# Frequency Distribution of Quantitative Data

The frequency distribution of a data variable is a summary of the data occurrence in a collection of non-overlapping categories.

#### Example

In the data set faithful, the frequency distribution of the eruptions variable is the summary of eruptions according to some classification of the eruption durations.

#### Problem

Find the frequency distribution of the eruption durations in faithful.

#### Solution

The solution consists of the following steps:

1. We first find the range of eruption durations with the range function. It shows that the observed eruptions are between 1.6 and 5.1 minutes in duration.
> duration = faithful\$eruptions
> range(duration)
[1] 1.6 5.1
2. Break the range into non-overlapping sub-intervals by defining a sequence of equal distance break points. If we round the endpoints of the interval [1.6, 5.1] to the closest half-integers, we come up with the interval [1.5, 5.5]. Hence we set the break points to be the half-integer sequence { 1.5, 2.0, 2.5, ... }.
> breaks = seq(1.5, 5.5, by=0.5)    # half-integer sequence
> breaks
[1] 1.5 2.0 2.5 3.0 3.5 4.0 4.5 5.0 5.5
3. Classify the eruption durations according to the half-unit-length sub-intervals with cut.
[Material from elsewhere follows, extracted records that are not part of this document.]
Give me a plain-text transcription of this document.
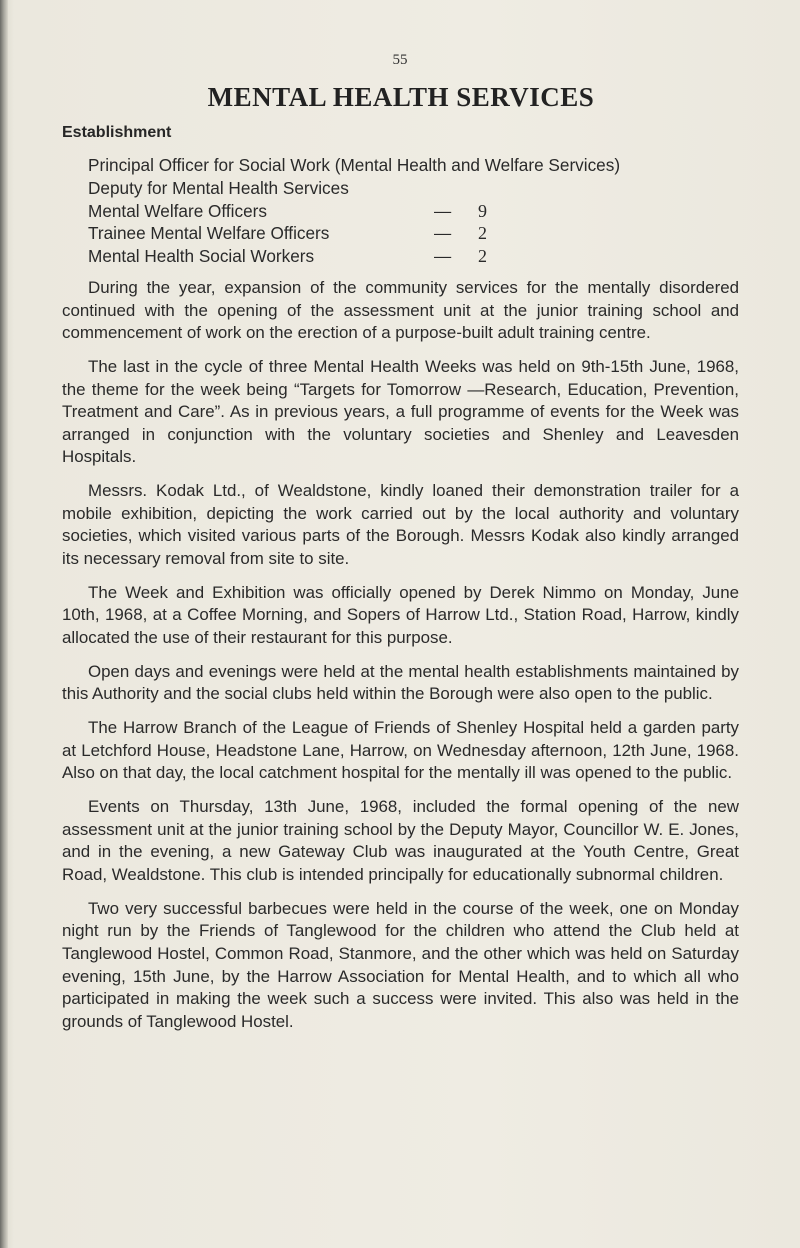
55
MENTAL HEALTH SERVICES
Establishment
Principal Officer for Social Work (Mental Health and Welfare Services)
Deputy for Mental Health Services
Mental Welfare Officers	—	9
Trainee Mental Welfare Officers	—	2
Mental Health Social Workers	—	2

During the year, expansion of the community services for the mentally disordered continued with the opening of the assessment unit at the junior training school and commencement of work on the erection of a purpose-built adult training centre.

The last in the cycle of three Mental Health Weeks was held on 9th-15th June, 1968, the theme for the week being “Targets for Tomorrow —Research, Education, Prevention, Treatment and Care”. As in previous years, a full programme of events for the Week was arranged in conjunction with the voluntary societies and Shenley and Leavesden Hospitals.

Messrs. Kodak Ltd., of Wealdstone, kindly loaned their demonstration trailer for a mobile exhibition, depicting the work carried out by the local authority and voluntary societies, which visited various parts of the Borough. Messrs Kodak also kindly arranged its necessary removal from site to site.

The Week and Exhibition was officially opened by Derek Nimmo on Monday, June 10th, 1968, at a Coffee Morning, and Sopers of Harrow Ltd., Station Road, Harrow, kindly allocated the use of their restaurant for this purpose.

Open days and evenings were held at the mental health establishments maintained by this Authority and the social clubs held within the Borough were also open to the public.

The Harrow Branch of the League of Friends of Shenley Hospital held a garden party at Letchford House, Headstone Lane, Harrow, on Wednesday afternoon, 12th June, 1968. Also on that day, the local catchment hospital for the mentally ill was opened to the public.

Events on Thursday, 13th June, 1968, included the formal opening of the new assessment unit at the junior training school by the Deputy Mayor, Councillor W. E. Jones, and in the evening, a new Gateway Club was inaugurated at the Youth Centre, Great Road, Wealdstone. This club is intended principally for educationally subnormal children.

Two very successful barbecues were held in the course of the week, one on Monday night run by the Friends of Tanglewood for the children who attend the Club held at Tanglewood Hostel, Common Road, Stanmore, and the other which was held on Saturday evening, 15th June, by the Harrow Association for Mental Health, and to which all who participated in making the week such a success were invited. This also was held in the grounds of Tanglewood Hostel.
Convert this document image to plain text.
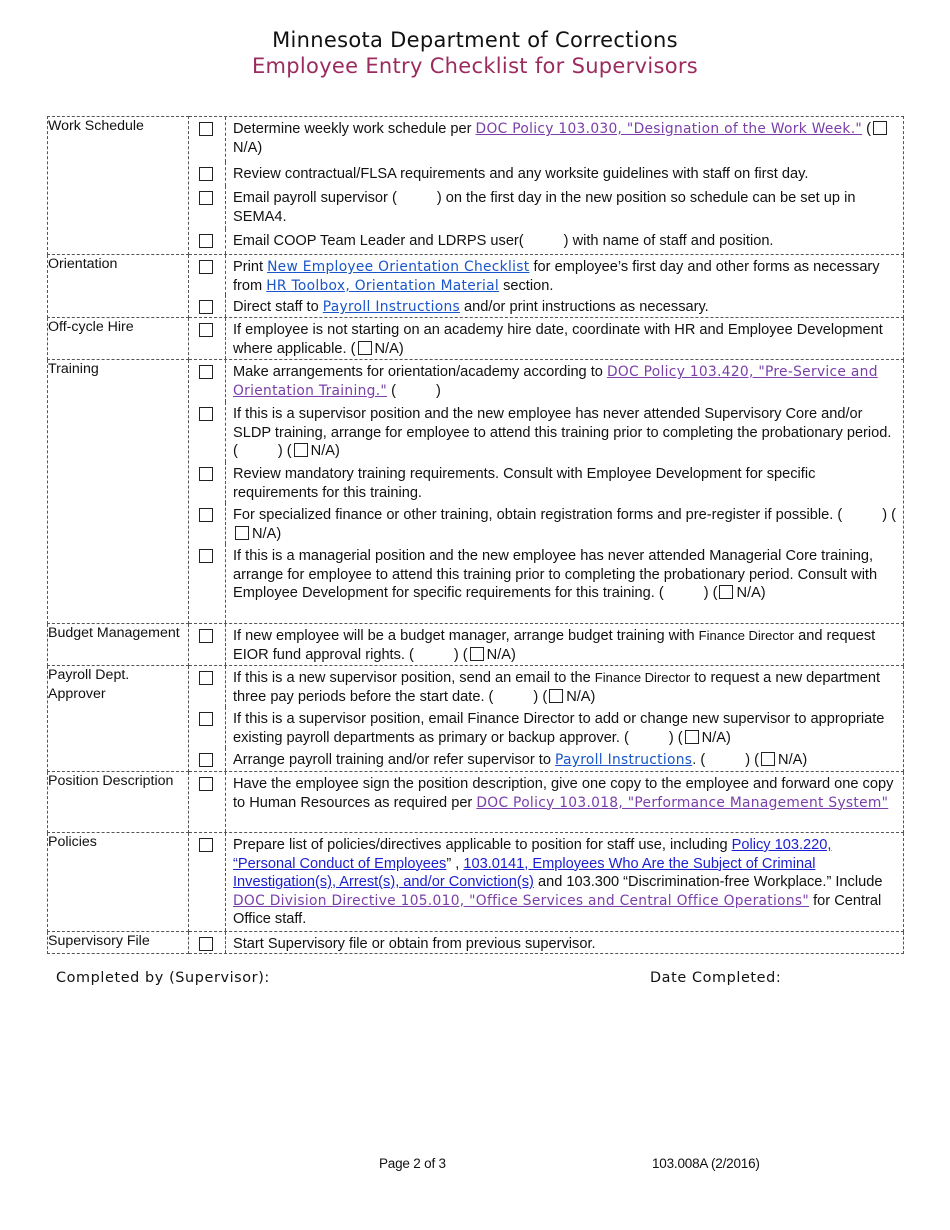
Minnesota Department of Corrections
Employee Entry Checklist for Supervisors
Work Schedule	Determine weekly work schedule per DOC Policy 103.030, "Designation of the Work Week." (N/A)
Review contractual/FLSA requirements and any worksite guidelines with staff on first day.
Email payroll supervisor ( ) on the first day in the new position so schedule can be set up in SEMA4.
Email COOP Team Leader and LDRPS user( ) with name of staff and position.

Orientation	Print New Employee Orientation Checklist for employee’s first day and other forms as necessary from HR Toolbox, Orientation Material section.
Direct staff to Payroll Instructions and/or print instructions as necessary.

Off-cycle Hire	If employee is not starting on an academy hire date, coordinate with HR and Employee Development where applicable. ( N/A)

Training	Make arrangements for orientation/academy according to DOC Policy 103.420, "Pre-Service and Orientation Training." ( )
If this is a supervisor position and the new employee has never attended Supervisory Core and/or SLDP training, arrange for employee to attend this training prior to completing the probationary period. ( ) ( N/A)
Review mandatory training requirements. Consult with Employee Development for specific requirements for this training.
For specialized finance or other training, obtain registration forms and pre-register if possible. ( ) (N/A)
If this is a managerial position and the new employee has never attended Managerial Core training, arrange for employee to attend this training prior to completing the probationary period. Consult with Employee Development for specific requirements for this training. ( ) ( N/A)

Budget Management	If new employee will be a budget manager, arrange budget training with Finance Director and request EIOR fund approval rights. ( ) ( N/A)

Payroll Dept. Approver	If this is a new supervisor position, send an email to the Finance Director to request a new department three pay periods before the start date. ( ) ( N/A)
If this is a supervisor position, email Finance Director to add or change new supervisor to appropriate existing payroll departments as primary or backup approver. ( ) ( N/A)
Arrange payroll training and/or refer supervisor to Payroll Instructions. ( ) ( N/A)

Position Description	Have the employee sign the position description, give one copy to the employee and forward one copy to Human Resources as required per DOC Policy 103.018, "Performance Management System"

Policies	Prepare list of policies/directives applicable to position for staff use, including Policy 103.220, “Personal Conduct of Employees” , 103.0141, Employees Who Are the Subject of Criminal Investigation(s), Arrest(s), and/or Conviction(s) and 103.300 “Discrimination-free Workplace.” Include DOC Division Directive 105.010, "Office Services and Central Office Operations" for Central Office staff.

Supervisory File	Start Supervisory file or obtain from previous supervisor.
Completed by (Supervisor):	Date Completed:
Page 2 of 3	103.008A (2/2016)
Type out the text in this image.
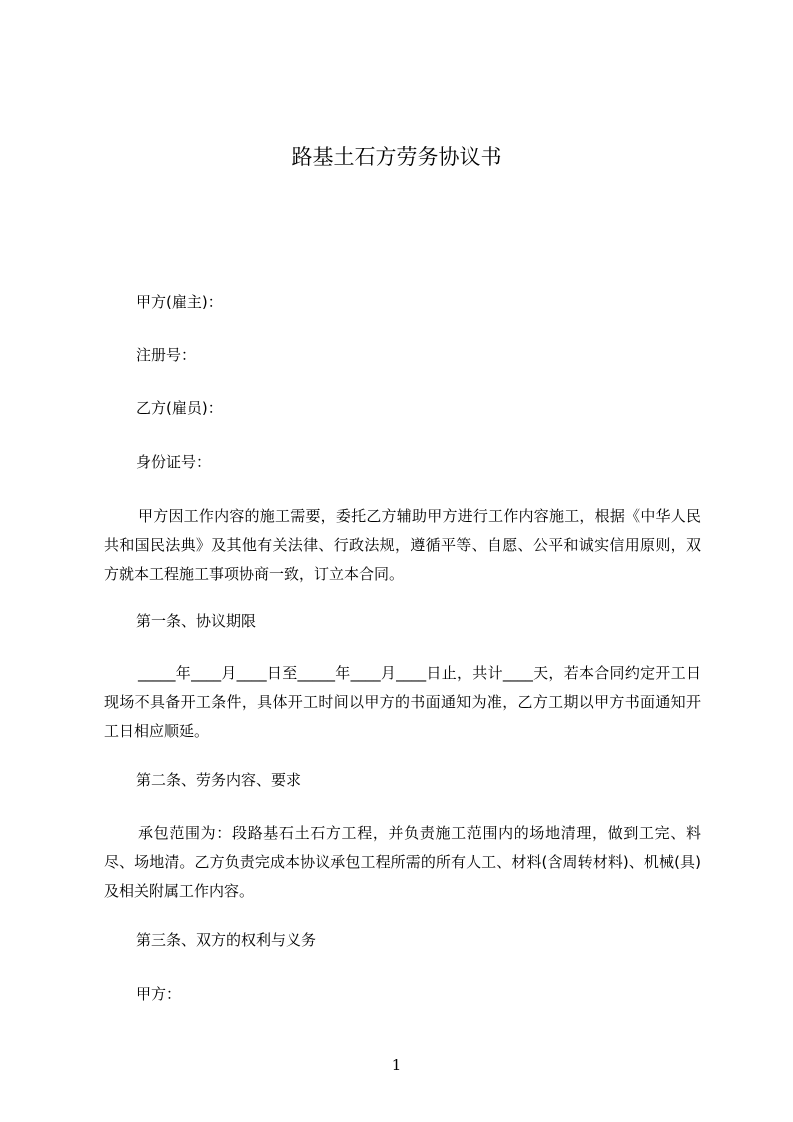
路基土石方劳务协议书
甲方(雇主)：
注册号：
乙方(雇员)：
身份证号：
甲方因工作内容的施工需要，委托乙方辅助甲方进行工作内容施工，根据《中华人民共和国民法典》及其他有关法律、行政法规，遵循平等、自愿、公平和诚实信用原则，双方就本工程施工事项协商一致，订立本合同。
第一条、协议期限
_____年____月____日至_____年____月____日止，共计____天，若本合同约定开工日现场不具备开工条件，具体开工时间以甲方的书面通知为准，乙方工期以甲方书面通知开工日相应顺延。
第二条、劳务内容、要求
承包范围为：段路基石土石方工程，并负责施工范围内的场地清理，做到工完、料尽、场地清。乙方负责完成本协议承包工程所需的所有人工、材料(含周转材料)、机械(具)及相关附属工作内容。
第三条、双方的权利与义务
甲方：
1
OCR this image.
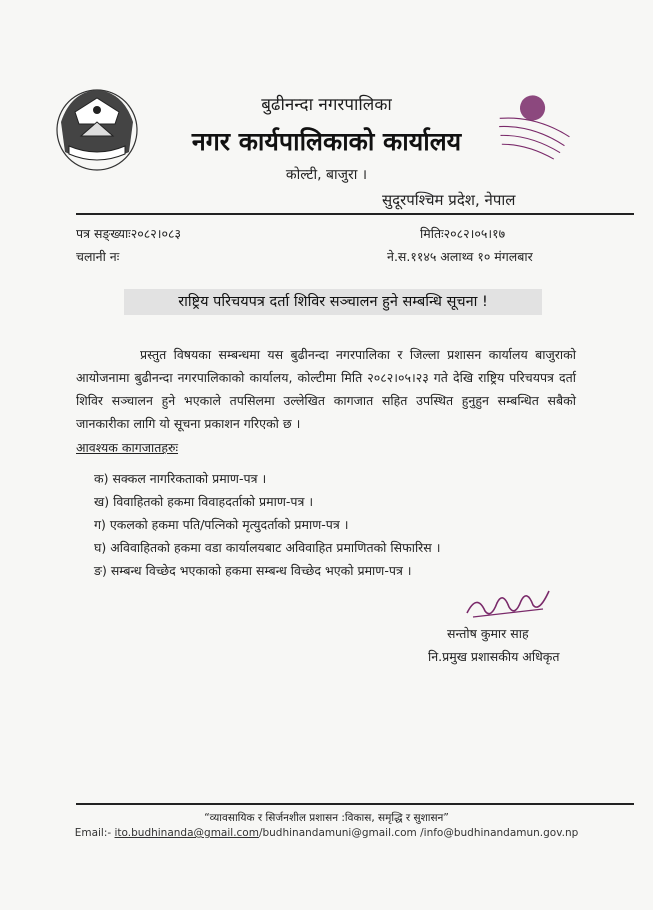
बुढीनन्दा नगरपालिका
नगर कार्यपालिकाको कार्यालय
कोल्टी, बाजुरा ।
सुदूरपश्चिम प्रदेश, नेपाल
पत्र सङ्ख्याः२०८२।०८३
चलानी नः
मितिः२०८२।०५।१७
ने.स.११४५ अलाथ्व १० मंगलबार
राष्ट्रिय परिचयपत्र दर्ता शिविर सञ्चालन हुने सम्बन्धि सूचना !
प्रस्तुत विषयका सम्बन्धमा यस बुढीनन्दा नगरपालिका र जिल्ला प्रशासन कार्यालय बाजुराको आयोजनामा बुढीनन्दा नगरपालिकाको कार्यालय, कोल्टीमा मिति २०८२।०५।२३ गते देखि राष्ट्रिय परिचयपत्र दर्ता शिविर सञ्चालन हुने भएकाले तपसिलमा उल्लेखित कागजात सहित उपस्थित हुनुहुन सम्बन्धित सबैको जानकारीका लागि यो सूचना प्रकाशन गरिएको छ ।
आवश्यक कागजातहरुः
क) सक्कल नागरिकताको प्रमाण-पत्र ।
ख) विवाहितको हकमा विवाहदर्ताको प्रमाण-पत्र ।
ग) एकलको हकमा पति/पत्निको मृत्युदर्ताको प्रमाण-पत्र ।
घ) अविवाहितको हकमा वडा कार्यालयबाट अविवाहित प्रमाणितको सिफारिस ।
ङ) सम्बन्ध विच्छेद भएकाको हकमा सम्बन्ध विच्छेद भएको प्रमाण-पत्र ।
सन्तोष कुमार साह
नि.प्रमुख प्रशासकीय अधिकृत
“व्यावसायिक र सिर्जनशील प्रशासन :विकास, समृद्धि र सुशासन”
Email:- ito.budhinanda@gmail.com/budhinandamuni@gmail.com /info@budhinandamun.gov.np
As the intervals are to be closed on the left, and open on the right, we set the right argument as FALSE.
> duration.cut = cut(duration, breaks, right=FALSE)
4. Compute the frequency of eruptions in each sub-interval with the table function.
> duration.freq = table(duration.cut)

The frequency distribution of the eruption duration is:

> duration.freq
duration.cut
[1.5,2) [2,2.5) [2.5,3) [3,3.5) [3.5,4) [4,4.5) [4.5,5)
51      41       5       7      30      73      61
[5,5.5)
4

#### Enhanced Solution

We apply the cbind function to print the result in column format.

> cbind(duration.freq)
duration.freq
[1.5,2)            51
[2,2.5)            41
[2.5,3)             5
[3,3.5)             7
[3.5,4)            30
[4,4.5)            73
[4.5,5)            61
[5,5.5)             4

#### Note

Per R documentation, you are advised to use the hist function to find the frequency distribution for performance reasons.

#### Exercise

1. Find the frequency distribution of the eruption waiting periods in faithful.
2. Find programmatically the duration sub-interval that has the most eruptions.